DETROIT — The latest version of Honda’s venerable Accord midsize car is lower, wider, lighter and sleeker than its predecessor, and the company says it’s faster and handles better.
But no matter how nice it looks, how well it drives or how big it is inside, it’ll be a tough sell with U.S. buyers who are migrating by the thousands from sedans to SUVs and trucks.
Honda is hoping the new Accord, due in showrooms in the fall, will reverse the car’s sales decline. Through June, sales fell 5.5 percent compared with last year as U.S. buyers shun midsize cars in favor of SUVs. Sales of all midsize cars combined were down nearly 18 percent during the first half of the year, and the midsize sedan’s share of the market has dropped from 16 percent five years ago to just under 11 percent, according to Kelley Blue Book. Still, Honda sold more than 345,000 Accords last year.
The new version, unveiled Friday, is just under an inch lower than the outgoing model, and the distance between the wheels is more than two inches longer. That gives it more 2.5 cubic feet more of interior room and one added cubic foot of trunk space. The 2018 version is 110 to 176 pounds lighter as well, depending on options. The overall length slightly shorter than the outgoing model at 192.1 inches.
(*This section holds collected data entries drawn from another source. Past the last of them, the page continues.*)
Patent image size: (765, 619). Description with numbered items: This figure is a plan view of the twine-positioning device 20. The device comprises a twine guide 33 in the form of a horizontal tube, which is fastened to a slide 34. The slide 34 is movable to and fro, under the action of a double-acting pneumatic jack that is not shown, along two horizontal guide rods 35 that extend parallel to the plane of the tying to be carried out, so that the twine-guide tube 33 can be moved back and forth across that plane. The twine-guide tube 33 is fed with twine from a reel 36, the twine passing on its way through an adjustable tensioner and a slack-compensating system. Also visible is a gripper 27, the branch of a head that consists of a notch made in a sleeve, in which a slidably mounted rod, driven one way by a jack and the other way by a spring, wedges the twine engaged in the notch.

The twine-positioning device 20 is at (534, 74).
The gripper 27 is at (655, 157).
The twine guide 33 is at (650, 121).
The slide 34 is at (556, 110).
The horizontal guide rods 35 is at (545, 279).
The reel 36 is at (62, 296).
Gone is a V6 engine option, replaced by two turbocharged four-cylinder engines. The base four is 1.5 liters and it puts out 192 horsepower with a continuously variable transmission. There’s also an optional 2-Liter four with 252 horsepower mated to a 10-speed automatic transmission. A gas-electric hybrid version also is available.
The 10th generation of the Accord will have Honda’s safety technology suite, which includes automatic emergency braking and lane-keeping assistance, standard on all models.
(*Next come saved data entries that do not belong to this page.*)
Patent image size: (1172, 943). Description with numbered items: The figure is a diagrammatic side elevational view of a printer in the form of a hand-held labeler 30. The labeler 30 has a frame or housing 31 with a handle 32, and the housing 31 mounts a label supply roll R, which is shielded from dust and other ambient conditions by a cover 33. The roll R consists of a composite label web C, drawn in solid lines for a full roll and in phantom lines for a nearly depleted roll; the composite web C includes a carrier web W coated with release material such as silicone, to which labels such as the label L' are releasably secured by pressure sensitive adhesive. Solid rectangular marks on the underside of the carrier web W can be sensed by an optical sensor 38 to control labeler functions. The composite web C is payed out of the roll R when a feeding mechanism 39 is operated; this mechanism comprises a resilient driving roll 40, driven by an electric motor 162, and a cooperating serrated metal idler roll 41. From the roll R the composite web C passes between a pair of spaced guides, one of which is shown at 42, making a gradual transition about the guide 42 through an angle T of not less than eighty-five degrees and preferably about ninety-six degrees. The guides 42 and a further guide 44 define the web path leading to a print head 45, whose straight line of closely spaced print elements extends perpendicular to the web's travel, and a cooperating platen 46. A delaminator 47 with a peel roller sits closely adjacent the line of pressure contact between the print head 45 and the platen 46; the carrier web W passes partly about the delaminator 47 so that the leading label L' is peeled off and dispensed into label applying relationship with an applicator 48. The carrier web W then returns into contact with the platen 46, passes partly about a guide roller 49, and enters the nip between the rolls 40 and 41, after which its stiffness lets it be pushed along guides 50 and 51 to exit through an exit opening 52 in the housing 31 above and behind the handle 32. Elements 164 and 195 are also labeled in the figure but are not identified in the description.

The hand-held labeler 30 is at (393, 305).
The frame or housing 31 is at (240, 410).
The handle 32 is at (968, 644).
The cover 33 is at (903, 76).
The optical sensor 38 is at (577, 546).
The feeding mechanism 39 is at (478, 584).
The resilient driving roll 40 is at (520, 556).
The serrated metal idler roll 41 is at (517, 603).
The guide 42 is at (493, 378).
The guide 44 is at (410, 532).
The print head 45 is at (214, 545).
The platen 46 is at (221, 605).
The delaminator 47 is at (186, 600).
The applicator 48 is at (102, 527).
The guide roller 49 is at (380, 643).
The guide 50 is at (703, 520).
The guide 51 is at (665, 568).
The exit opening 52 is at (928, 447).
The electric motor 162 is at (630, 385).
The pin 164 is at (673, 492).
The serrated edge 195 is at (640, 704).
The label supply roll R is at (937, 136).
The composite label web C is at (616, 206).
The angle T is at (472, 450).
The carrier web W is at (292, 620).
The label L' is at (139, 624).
All the improvements may make the car great, but they likely won’t help sales much as the market shift continues, said Jack Nerad, executive market analyst for Kelley Blue Book. “While we expect the new Accord to be a technological, design and engineering success, it’s unlikely to be the sales success that its predecessor was,” Nerad said.
Price, gas mileage and the exact sale date were not released.
The Accord has grown tremendously in size and power since the first hatchback Accord made its debut in 1976. That car was nearly 30 inches shorter and had a four-cylinder engine that put out only 68 horsepower.